How A Super Fund Works
Super funds, or superannuation, are part of a pension system in Australia. How a super fund works is through contributions made by the employer to the employee's superannuation fund. The super fund is only applicable to employees within the age bracket of 18 and 70, with earnings of at least $450 per month. When making a living in Australia, it is important to understand how a super fund works. There are many factors that contribute to how a super fund works. This article covers information on how a super fund works.
How a Super Fund Works: Basics
Understanding how a super fund works begins with comprehending its basic purpose as a pension plan. The super fund is governed by the Superannuation Guarantee law and other regulating policies. This means that employers are required to contribute to the super funds of their employees at least once every three months. Employees continue to earn from compulsory superannuation contributions throughout their working life. At the time of their retirement, these individuals are given pension through their super fund.
How a Super Fund Works: Access
Access is another factor that will aid in understanding how a super fund works. The government places strict rules on superannuation access. Only a few circumstances will allow for early access to super funds.

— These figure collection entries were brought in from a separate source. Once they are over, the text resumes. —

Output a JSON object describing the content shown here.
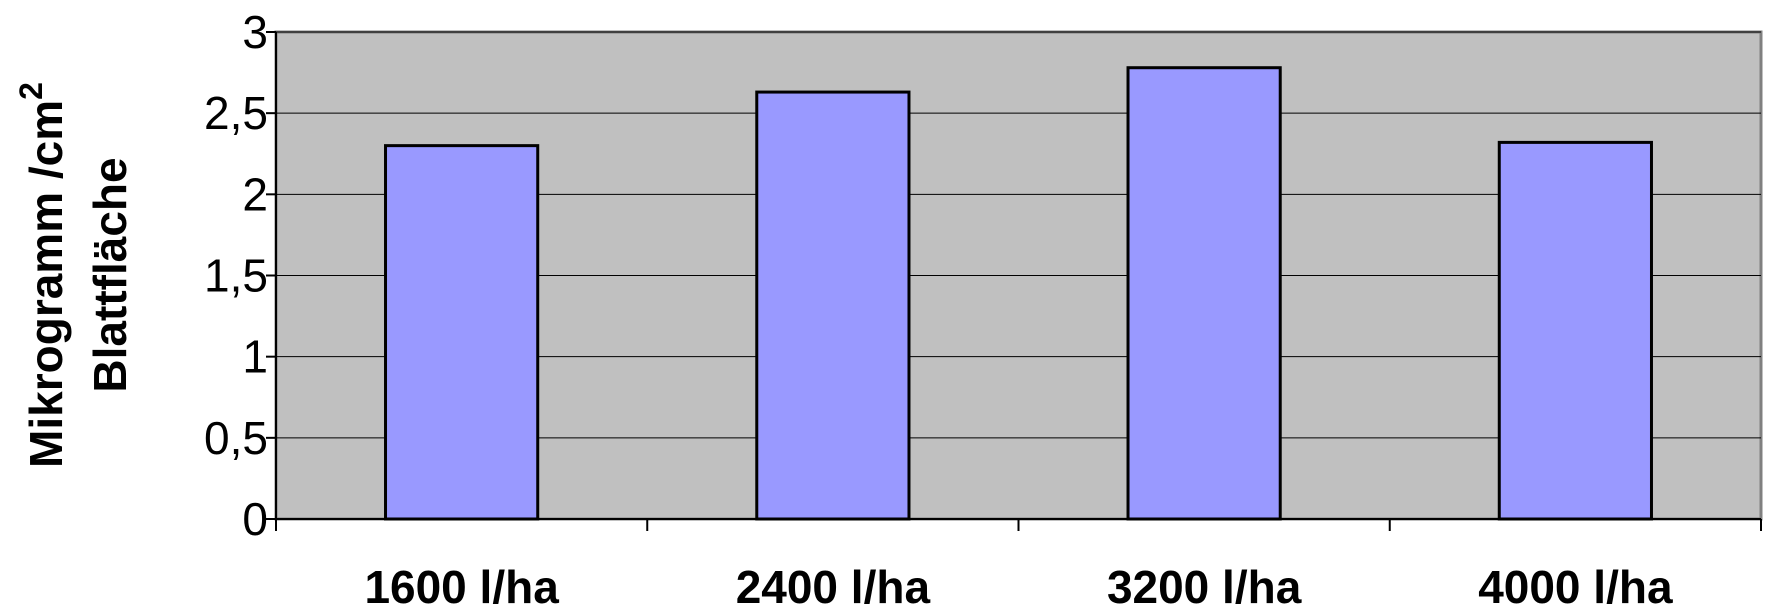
{
  "chart_data": {
    "type": "bar",
    "categories": [
      "1600 l/ha",
      "2400 l/ha",
      "3200 l/ha",
      "4000 l/ha"
    ],
    "values": [
      2.3,
      2.63,
      2.78,
      2.32
    ],
    "ylim": [
      0,
      3
    ],
    "yticks": [
      "0",
      "0,5",
      "1",
      "1,5",
      "2",
      "2,5",
      "3"
    ],
    "ytick_values": [
      0,
      0.5,
      1,
      1.5,
      2,
      2.5,
      3
    ],
    "ylabel_line1": "Mikrogramm /cm",
    "ylabel_sup": "2",
    "ylabel_line2": "Blattfläche",
    "xlabel": "",
    "title": "",
    "grid": true,
    "colors": {
      "plot_background": "#c0c0c0",
      "bar_fill": "#9999ff",
      "bar_stroke": "#000000",
      "gridline": "#000000",
      "frame": "#808080"
    }
  }
}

Such circumstances include medical treatment and severe financial hardship.
How a Super Fund Works: Benefits
Another essential part of how a super fund works is benefits. Three types of super fund benefits are available. First are preserved benefits, which can only be accessed until the employee reaches the preservation age. The preservation age was originally 55 years old, but is slowly being adjusted to 60 years old. Second are restricted non-preserved benefits, which are not available to employees until they meet certain conditions. Third, unrestricted non-preserved benefits are available to workers upon their request.
How a Super Fund Works: Taxes
Taxes are an essential part of how a super fund works. Superannuation is taxed at 15% during contributions, earnings and payout. Super fund taxes are lower than normal income taxes, which makes it a viable means of saving.